Ausbau schulischer Ganztag
14.03.2024

"Mit Ausführungsgesetz klare gesetzliche Grundlagen schaffen"

Thomas Kufen, Vorsitzender des Städtetages NRW, gegenüber der Westdeutschen Allgemeinen Zeitung (WAZ)

Zu den von der Landesregierung beschlossenen fachlichen Grundlagen zur Umsetzung des Rechtsanspruchs auf Ganztagsförderung sagte der Städtetags-Vorsitzende Thomas Kufen gegenüber der WAZ:

"Es ist gut, dass jetzt endlich Bewegung ins Thema Ganztag kommt.

Die vom Kabinett beschlossenen fachlichen Grundlagen für die Umsetzung des Rechtsanspruchs dürfen aber auf keinen Fall das letzte Wort gewesen sein. Das Land muss mit einem Ausführungsgesetz klare gesetzliche Grundlagen schaffen.

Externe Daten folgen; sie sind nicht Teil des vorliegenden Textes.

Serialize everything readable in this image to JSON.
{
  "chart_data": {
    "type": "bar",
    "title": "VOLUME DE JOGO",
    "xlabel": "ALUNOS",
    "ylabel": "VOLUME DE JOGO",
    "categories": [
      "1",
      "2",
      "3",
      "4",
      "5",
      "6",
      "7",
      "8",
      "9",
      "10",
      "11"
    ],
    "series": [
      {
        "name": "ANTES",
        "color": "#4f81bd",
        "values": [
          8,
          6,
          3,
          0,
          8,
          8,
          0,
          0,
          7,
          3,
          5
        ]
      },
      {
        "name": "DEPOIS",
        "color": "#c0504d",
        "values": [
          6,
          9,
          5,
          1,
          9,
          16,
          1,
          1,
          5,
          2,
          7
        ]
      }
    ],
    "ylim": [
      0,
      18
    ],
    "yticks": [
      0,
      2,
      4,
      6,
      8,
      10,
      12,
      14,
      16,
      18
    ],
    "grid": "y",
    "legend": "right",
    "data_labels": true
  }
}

Die jetzt beschlossenen Grundlagen bleiben weit hinter unseren Erwartungen zurück: Beim Ganztag bleibt fachlich erst einmal alles, wie es ist. Das ist nach jahrelangen Gesprächen über den Ganztagsausbau einfach zu wenig und entspricht auch nicht der Erwartung vieler Pädagoginnen und Pädagogen, Eltern und auch der Bildungspolitik.

Die fachlichen Grundlagen sprechen zwar viele wichtige Themen an, ohne gesetzliche Regelungen sind diese aber nichts wert.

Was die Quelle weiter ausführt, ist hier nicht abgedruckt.